New Scholarship on Open Data, Citizen Engagement and Randomness

In this paper, Marcel Sangsari’s assesses the EU’s European Citizen’s Initiative (ECI), a tool that allows citizens to propose legislation and garners an official response from the European Commission once a proposal gains a total of 1 million signatures from supporters in at least 7 member states.

  • “Despite its early difficulties, the ECI also promises to embrace an era of transnational, e-democracy and, through the use [of] virtual social networks, there is an opportunity to develop more citizen participation in EU affairs.”
  • “The moral weight behind the voice of 1 million citizens would make such an initiative difficult for the EU to ignore.”

James H. Fowler and Nicholas A. Christakis’s “A random world is a fair world,” examines research demonstrating the unexpected prevalence of fairness rather than self-interest in human behavior.

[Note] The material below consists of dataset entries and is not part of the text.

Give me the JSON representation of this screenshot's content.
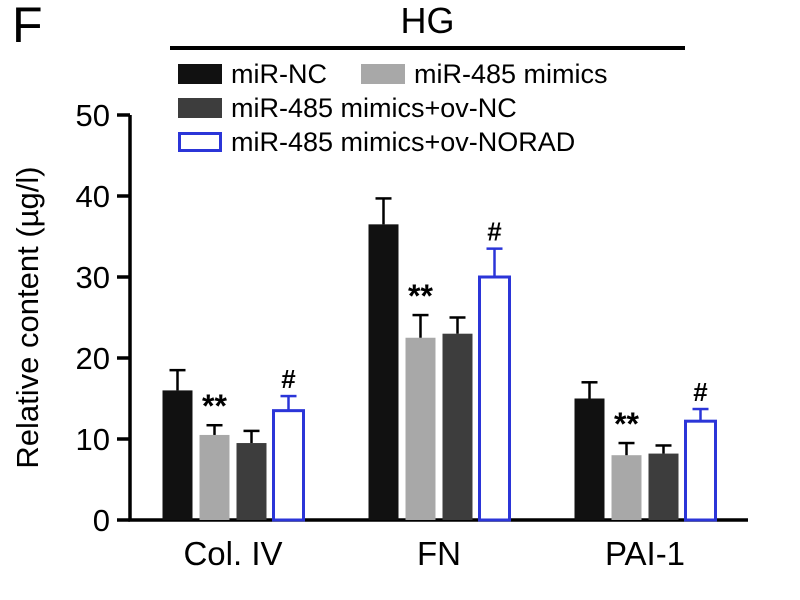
{
  "panel_label": "F",
  "condition_label": "HG",
  "legend": {
    "rows": [
      [
        0,
        1
      ],
      [
        2
      ],
      [
        3
      ]
    ],
    "entries": [
      {
        "label": "miR-NC",
        "color": "#111111",
        "fill": "solid"
      },
      {
        "label": "miR-485 mimics",
        "color": "#a8a8a8",
        "fill": "solid"
      },
      {
        "label": "miR-485 mimics+ov-NC",
        "color": "#3d3d3d",
        "fill": "solid"
      },
      {
        "label": "miR-485 mimics+ov-NORAD",
        "color": "#2b35d8",
        "fill": "outline"
      }
    ]
  },
  "chart_data": {
    "type": "bar",
    "title": "HG",
    "xlabel": "",
    "ylabel": "Relative content (µg/l)",
    "ylim": [
      0,
      50
    ],
    "yticks": [
      0,
      10,
      20,
      30,
      40,
      50
    ],
    "grid": false,
    "legend_position": "top",
    "categories": [
      "Col. IV",
      "FN",
      "PAI-1"
    ],
    "series": [
      {
        "name": "miR-NC",
        "color": "#111111",
        "fill": "solid",
        "values": [
          16,
          36.5,
          15
        ],
        "errors": [
          2.5,
          3.2,
          2
        ],
        "annotations": [
          "",
          "",
          ""
        ]
      },
      {
        "name": "miR-485 mimics",
        "color": "#a8a8a8",
        "fill": "solid",
        "values": [
          10.5,
          22.5,
          8
        ],
        "errors": [
          1.2,
          2.8,
          1.5
        ],
        "annotations": [
          "**",
          "**",
          "**"
        ]
      },
      {
        "name": "miR-485 mimics+ov-NC",
        "color": "#3d3d3d",
        "fill": "solid",
        "values": [
          9.5,
          23,
          8.2
        ],
        "errors": [
          1.5,
          2,
          1
        ],
        "annotations": [
          "",
          "",
          ""
        ]
      },
      {
        "name": "miR-485 mimics+ov-NORAD",
        "color": "#2b35d8",
        "fill": "outline",
        "values": [
          13.5,
          30,
          12.2
        ],
        "errors": [
          1.8,
          3.5,
          1.5
        ],
        "annotations": [
          "#",
          "#",
          "#"
        ]
      }
    ]
  }
}
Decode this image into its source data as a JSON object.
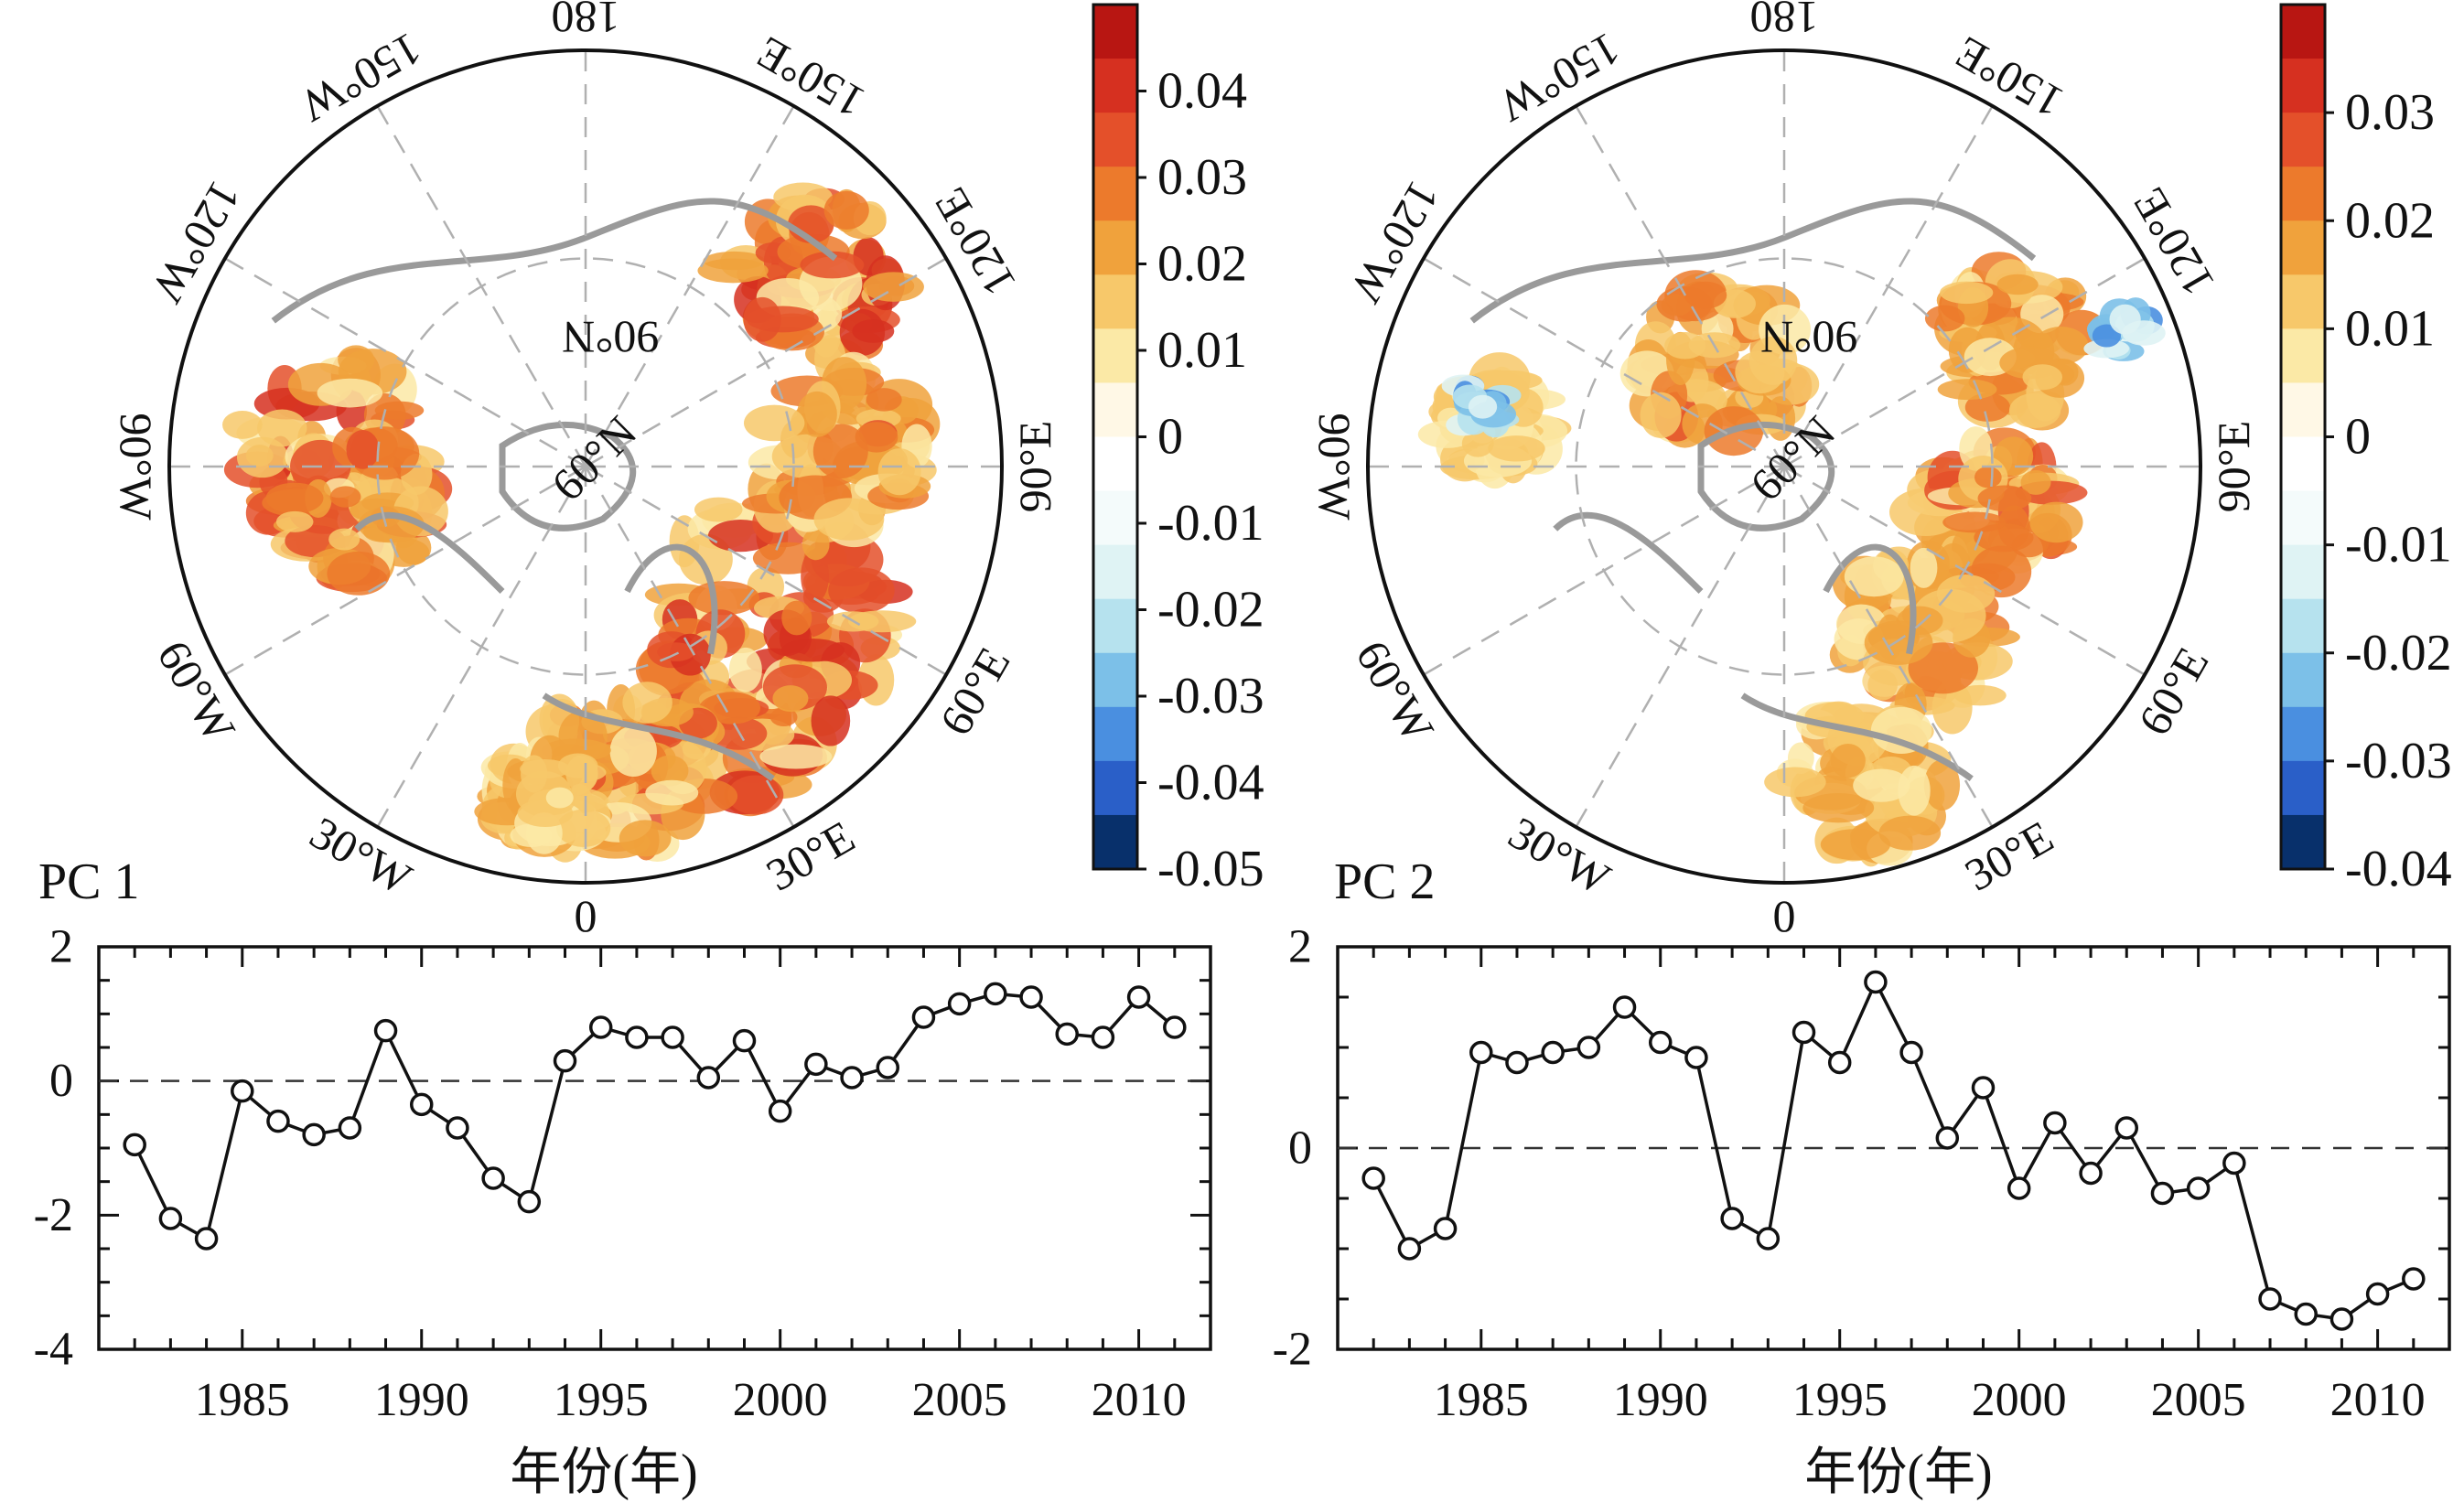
{
  "maps": [
    {
      "lon_labels": [
        "0",
        "30°E",
        "60°E",
        "90°E",
        "120°E",
        "150°E",
        "180",
        "150°W",
        "120°W",
        "90°W",
        "60°W",
        "30°W"
      ],
      "lat_labels": [
        "60°N",
        "90°N"
      ],
      "colorbar": {
        "ticks": [
          "0.04",
          "0.03",
          "0.02",
          "0.01",
          "0",
          "-0.01",
          "-0.02",
          "-0.03",
          "-0.04",
          "-0.05"
        ],
        "tick_values": [
          0.04,
          0.03,
          0.02,
          0.01,
          0,
          -0.01,
          -0.02,
          -0.03,
          -0.04,
          -0.05
        ],
        "range": [
          -0.05,
          0.05
        ],
        "colors": [
          "#08306b",
          "#2a5fc8",
          "#4a8fe0",
          "#7cc0e8",
          "#b6e2ee",
          "#dff3f4",
          "#f4fbfb",
          "#ffffff",
          "#fff8e6",
          "#fbe9a6",
          "#f7c86a",
          "#f0a23c",
          "#ec7a2c",
          "#e4502a",
          "#d63020",
          "#b81612"
        ]
      }
    },
    {
      "lon_labels": [
        "0",
        "30°E",
        "60°E",
        "90°E",
        "120°E",
        "150°E",
        "180",
        "150°W",
        "120°W",
        "90°W",
        "60°W",
        "30°W"
      ],
      "lat_labels": [
        "60°N",
        "90°N"
      ],
      "colorbar": {
        "ticks": [
          "0.03",
          "0.02",
          "0.01",
          "0",
          "-0.01",
          "-0.02",
          "-0.03",
          "-0.04"
        ],
        "tick_values": [
          0.03,
          0.02,
          0.01,
          0,
          -0.01,
          -0.02,
          -0.03,
          -0.04
        ],
        "range": [
          -0.04,
          0.04
        ],
        "colors": [
          "#08306b",
          "#2a5fc8",
          "#4a8fe0",
          "#7cc0e8",
          "#b6e2ee",
          "#dff3f4",
          "#f4fbfb",
          "#ffffff",
          "#fff8e6",
          "#fbe9a6",
          "#f7c86a",
          "#f0a23c",
          "#ec7a2c",
          "#e4502a",
          "#d63020",
          "#b81612"
        ]
      }
    }
  ],
  "chart_data": [
    {
      "type": "line",
      "label": "PC 1",
      "xlabel": "年份(年)",
      "x_ticks": [
        1985,
        1990,
        1995,
        2000,
        2005,
        2010
      ],
      "y_ticks": [
        2,
        0,
        -2,
        -4
      ],
      "xlim": [
        1981,
        2012
      ],
      "ylim": [
        -4,
        2
      ],
      "x": [
        1982,
        1983,
        1984,
        1985,
        1986,
        1987,
        1988,
        1989,
        1990,
        1991,
        1992,
        1993,
        1994,
        1995,
        1996,
        1997,
        1998,
        1999,
        2000,
        2001,
        2002,
        2003,
        2004,
        2005,
        2006,
        2007,
        2008,
        2009,
        2010,
        2011
      ],
      "y": [
        -0.95,
        -2.05,
        -2.35,
        -0.15,
        -0.6,
        -0.8,
        -0.7,
        0.75,
        -0.35,
        -0.7,
        -1.45,
        -1.8,
        0.3,
        0.8,
        0.65,
        0.65,
        0.05,
        0.6,
        -0.45,
        0.25,
        0.05,
        0.2,
        0.95,
        1.15,
        1.3,
        1.25,
        0.7,
        0.65,
        1.25,
        0.8
      ],
      "baseline": 0
    },
    {
      "type": "line",
      "label": "PC 2",
      "xlabel": "年份(年)",
      "x_ticks": [
        1985,
        1990,
        1995,
        2000,
        2005,
        2010
      ],
      "y_ticks": [
        2,
        0,
        -2
      ],
      "xlim": [
        1981,
        2012
      ],
      "ylim": [
        -2,
        2
      ],
      "x": [
        1982,
        1983,
        1984,
        1985,
        1986,
        1987,
        1988,
        1989,
        1990,
        1991,
        1992,
        1993,
        1994,
        1995,
        1996,
        1997,
        1998,
        1999,
        2000,
        2001,
        2002,
        2003,
        2004,
        2005,
        2006,
        2007,
        2008,
        2009,
        2010,
        2011
      ],
      "y": [
        -0.3,
        -1.0,
        -0.8,
        0.95,
        0.85,
        0.95,
        1.0,
        1.4,
        1.05,
        0.9,
        -0.7,
        -0.9,
        1.15,
        0.85,
        1.65,
        0.95,
        0.1,
        0.6,
        -0.4,
        0.25,
        -0.25,
        0.2,
        -0.45,
        -0.4,
        -0.15,
        -1.5,
        -1.65,
        -1.7,
        -1.45,
        -1.3
      ],
      "baseline": 0
    }
  ]
}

  • “It may seem remarkable that randomness is what drives ‘fair’ behavior in this model, but it is consistent with what we know about other human behaviors that apparently defy rational explanation: uncertainty is key.”
  • “This is a nice turn of concept. Proximate selfish behavior can be bad for you, and under evolutionary pressure may not even survive because fairness maximizes individual fitness. It may not be fair to be selfish, but it is certainly selfish to be fair.”

In this paper, Anneke Zuiderwijk, Marijn Janssen, Sunil Choenni, Ronald Meijer and Roexsana Sheikh Alibaks attempt to move past blanket optimism to determine the “Socio-technical Impediments of Open Data.”

  • “Most impediments for the open data process concern the actual use of open data. The analysis shows that open data policies provide scant attention to the user perspective, whereas the user needs to generate value from the open data.”
  • “Based on a literature overview (37 documents), four workshops and six interviews, 118 socio-technical impediments for the use of open data were identified…The impediments that the open data process currently encounters were categorized in ten categories: 1) availability and access, 2) find ability, 3) usability, 4) understand ability, 5) quality, 6) linking and combining data, 7) comparability and compatibility, 8) metadata, 9) interaction with the data provider, and 10) opening and uploading.”